Another city revenue source

Trenton’s city officials ought to begin lobbying the city’s legislative delegation to get those representatives to push for amendments to state law that allows municipalities to enact payroll taxes.

A statute currently exists that allows municipalities in New Jersey to pass a 1 percent payroll tax on certain businesses and operations with a payroll of greater than $2,500, but unfortunately for the state capital, the 20,000 state workers employed in the city are exempt from that tax.

That could change with some diligent work by the city’s legislative representation, which includes some of the more powerful legislators in the state of New Jersey. They could use their standing to push for amending the statute to allow Trenton to tap the enormous wealth that goes into state worker paychecks and then flees the city’s borders for the suburbs.

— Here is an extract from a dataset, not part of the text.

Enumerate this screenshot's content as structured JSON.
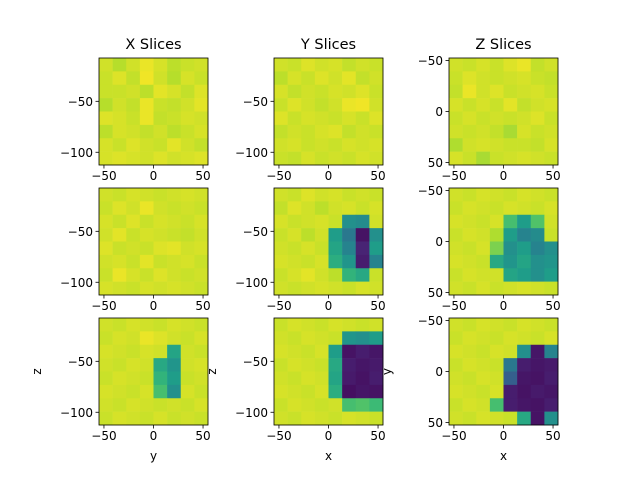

Yes, it may prove unpopular with state unions, but that opposition could be tempered with popular support, because of the fact that such a measure would allow Trenton to generate additional revenue and reduce its reliance on the state for millions of dollars in handouts every single year, which comes out directly from the pockets of all taxpayers.

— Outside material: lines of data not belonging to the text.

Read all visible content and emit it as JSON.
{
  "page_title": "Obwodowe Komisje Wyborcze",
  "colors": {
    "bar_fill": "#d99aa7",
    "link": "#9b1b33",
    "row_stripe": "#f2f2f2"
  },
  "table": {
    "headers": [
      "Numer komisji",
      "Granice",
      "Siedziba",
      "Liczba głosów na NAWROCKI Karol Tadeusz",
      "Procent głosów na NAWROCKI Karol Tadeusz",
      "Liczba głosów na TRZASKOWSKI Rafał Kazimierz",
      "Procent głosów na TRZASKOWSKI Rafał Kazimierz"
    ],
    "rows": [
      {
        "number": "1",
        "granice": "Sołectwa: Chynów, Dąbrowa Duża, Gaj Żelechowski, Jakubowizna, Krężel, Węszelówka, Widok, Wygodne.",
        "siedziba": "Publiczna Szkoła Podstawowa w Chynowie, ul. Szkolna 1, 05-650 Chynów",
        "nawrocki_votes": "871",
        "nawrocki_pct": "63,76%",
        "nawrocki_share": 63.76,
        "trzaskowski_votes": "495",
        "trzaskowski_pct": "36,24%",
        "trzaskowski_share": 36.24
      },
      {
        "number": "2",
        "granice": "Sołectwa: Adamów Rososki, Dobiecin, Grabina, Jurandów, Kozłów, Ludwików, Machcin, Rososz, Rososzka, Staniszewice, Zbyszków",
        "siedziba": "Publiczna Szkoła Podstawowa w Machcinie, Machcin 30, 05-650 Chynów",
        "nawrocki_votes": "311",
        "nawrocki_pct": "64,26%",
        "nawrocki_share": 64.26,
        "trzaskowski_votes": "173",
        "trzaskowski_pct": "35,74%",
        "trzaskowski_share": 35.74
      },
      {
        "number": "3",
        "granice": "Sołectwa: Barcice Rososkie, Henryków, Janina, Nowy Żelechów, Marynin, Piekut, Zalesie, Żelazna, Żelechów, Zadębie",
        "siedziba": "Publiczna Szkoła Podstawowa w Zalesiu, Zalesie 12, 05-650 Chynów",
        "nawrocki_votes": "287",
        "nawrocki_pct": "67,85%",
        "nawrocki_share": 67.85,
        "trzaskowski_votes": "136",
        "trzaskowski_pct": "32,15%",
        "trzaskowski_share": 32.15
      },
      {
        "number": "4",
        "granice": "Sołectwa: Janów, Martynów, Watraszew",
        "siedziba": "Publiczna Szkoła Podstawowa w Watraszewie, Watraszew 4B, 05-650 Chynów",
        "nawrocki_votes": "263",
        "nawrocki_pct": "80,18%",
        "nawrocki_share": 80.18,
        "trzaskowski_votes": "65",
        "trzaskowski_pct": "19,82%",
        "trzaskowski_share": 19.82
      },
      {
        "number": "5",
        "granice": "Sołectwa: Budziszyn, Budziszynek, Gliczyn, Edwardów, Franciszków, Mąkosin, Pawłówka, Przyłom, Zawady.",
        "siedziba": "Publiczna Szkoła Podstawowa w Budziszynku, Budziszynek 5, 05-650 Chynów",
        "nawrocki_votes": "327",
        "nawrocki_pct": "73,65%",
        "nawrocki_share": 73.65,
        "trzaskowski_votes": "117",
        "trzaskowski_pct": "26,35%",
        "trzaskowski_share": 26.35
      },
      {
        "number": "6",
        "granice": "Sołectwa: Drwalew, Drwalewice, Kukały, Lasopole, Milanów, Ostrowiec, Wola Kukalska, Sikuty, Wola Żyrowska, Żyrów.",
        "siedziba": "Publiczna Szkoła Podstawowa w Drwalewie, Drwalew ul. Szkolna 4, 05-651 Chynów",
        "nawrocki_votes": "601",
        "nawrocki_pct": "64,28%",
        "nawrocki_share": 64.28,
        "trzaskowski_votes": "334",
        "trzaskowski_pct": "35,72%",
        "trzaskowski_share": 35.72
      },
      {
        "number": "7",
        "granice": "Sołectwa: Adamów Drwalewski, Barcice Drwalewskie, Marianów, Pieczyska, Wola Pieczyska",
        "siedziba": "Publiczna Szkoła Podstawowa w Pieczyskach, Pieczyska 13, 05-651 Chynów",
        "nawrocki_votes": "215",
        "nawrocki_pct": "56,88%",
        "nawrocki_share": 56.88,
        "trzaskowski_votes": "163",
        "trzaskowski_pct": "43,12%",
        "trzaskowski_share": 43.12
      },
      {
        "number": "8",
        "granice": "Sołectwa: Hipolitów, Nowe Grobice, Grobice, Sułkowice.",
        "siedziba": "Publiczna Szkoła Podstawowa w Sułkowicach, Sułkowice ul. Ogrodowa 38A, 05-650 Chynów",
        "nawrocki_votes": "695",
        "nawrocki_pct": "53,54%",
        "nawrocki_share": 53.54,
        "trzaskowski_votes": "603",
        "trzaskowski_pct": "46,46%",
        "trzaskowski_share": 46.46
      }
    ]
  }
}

Right now Trenton faces a multimillion dollar budget shortfall that will likely require, like last year, an emergency infusion of state tax dollars. Such an event could have been precluded if the city had access to what could amount to millions of dollars in payroll taxes.

Also, plenty of other cities outside of New Jersey have enacted similar measures, and in allowing Trenton to join those cities the state government would be working to address a perception in Trenton that the state, as a city stakeholder, does not share the load when it comes to city services.

Local opposition to such a plan could emerge because of such a tax’s perceived impact on the city’s smaller businesses, but perhaps the tax ordinance could be amended to have a greater payroll requirement, therefore saving many of the city’s smaller businesses, but not the state, from being subject to the tax.

Trenton residents not working in the city or at large businesses should also be comforted to know their city would have another revenue source besides the one coming directly out of their collective pockets, which has been increased for seven consecutive years.

It is time to creatively look for money in places elsewhere than the pockets of city taxpayers.